The character count above counted all the characters in the text, which includes white space, not just letters. So we can't use that character count to answer our question. Instead we need to ignore the white space and count just the letters. If we can get the sum of all of the letters and then divide that by the number of words, we will have the average word length.

So how do we count just the letters? There's many ways to do it but for this exercise we want you to write a program that counts the letters in each word of our ``words`` list. When our ``words`` list was created, all the white space was removed, so it has all the letters we want and nothing else. That challenge here is to write a program that moves through the list, counts all the letters in each word, and adds up a total.  

Remember that a for loop lets us repeat some code for every item in a list.  To write code that adds the lengths of the words, think about what steps need to be repeated; those steps will go into the body of the for loop.  You will also need to think about how to use a variable to store and update the growing sum.  As always, ask for a tip if you need one!

*[Suggestion: if you have a for loop repeating once for every word in the list, you probably **don't** want to put a ``print()`` statement inside that loop.  It will print way more than is useful, and it may take a long time to finish, too.]*

### To Do: Loop and Count

Write a program that uses a for loop that moves through the word list, counts all the letters in each word, adds up a total, and then divides that total by word count. Print the results.  
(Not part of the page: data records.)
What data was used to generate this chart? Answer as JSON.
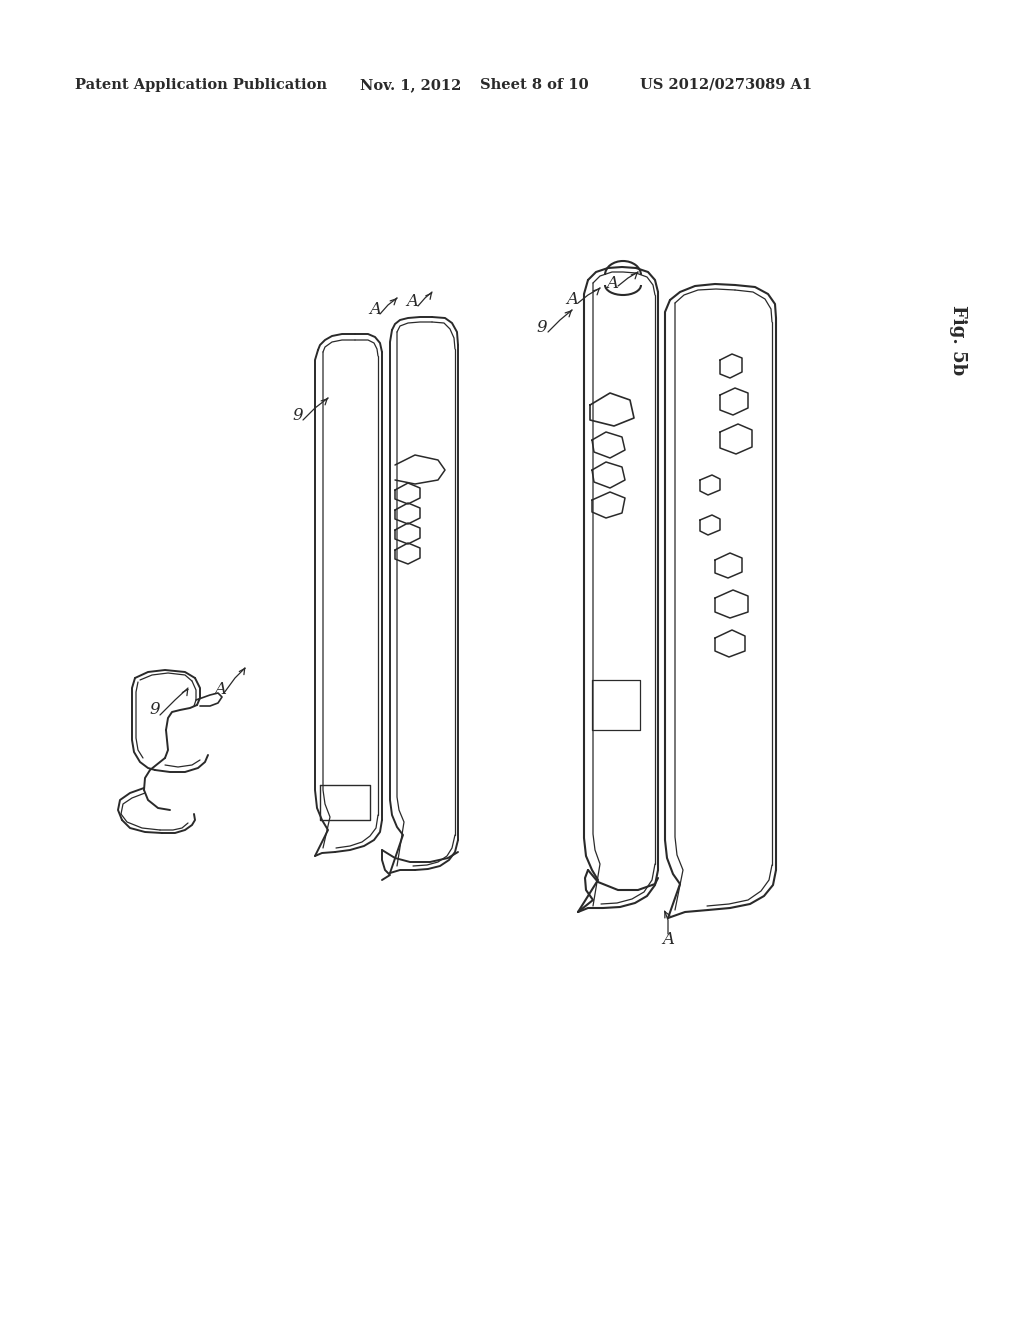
{
  "bg_color": "#ffffff",
  "line_color": "#2a2a2a",
  "header_text": "Patent Application Publication",
  "header_date": "Nov. 1, 2012",
  "header_sheet": "Sheet 8 of 10",
  "header_patent": "US 2012/0273089 A1",
  "figure_label": "Fig. 5b"
}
Your code should find that in ``pandp.txt`` (*Pride and Prejudice*) there are 121567 words with total of 560736 characters. The average word length is 4.6126. What is the average length of the words in ``atotc.txt`` (the complete text of *A Tale of Two Cities*)?

In [None]:
# Write your code here

***
## Exercise 3

If you still have time, here's a more challenging one.  Using the ``words`` list generated above, write code that will find the *longest* word in the list.

It's often useful to think through a problem like this first in terms of how *you* would solve it yourself, without a computer.  That is, if someone gave you a book or other long text, a notepad, and a pencil, what steps would you follow to find the longest word in the text?  Then, think about what steps you are repeating, and try to make a formal series of instructions for doing the work.  

Once you know what steps you would follow you can think about how to translate that into instructions for the computer to follow.  This basic process helps you work from a high level of understanding down to a more detailed level with the instructions themselves, and it can be much easier than trying to think through all of the details of the code all at once.

(Remember that when testing, you can change the ``filename`` variable and re-run the cell that reads the file to get different data into ``words`` if you want to see what your code does on the other files.)

### To Do: Longest Words

Using the ``words`` list generated above, write code that will find the *longest* word in the list.

Your code should find that in ``pandp.txt``, the longest word has 28 characters.  In fact, this will point out a flaw in the algorithm; you'll see that the longest "word" isn't a word at all due to the simplicity of the processing.  Always check your results to see if they make sense!  Here, that result is fine, but in general you may find that simple initial solutions don't always work as well as you would like.

In [None]:
# Write your code here

Feel free to show this one to an instructor in class, or bring it to office hours if you want someone to look it over later.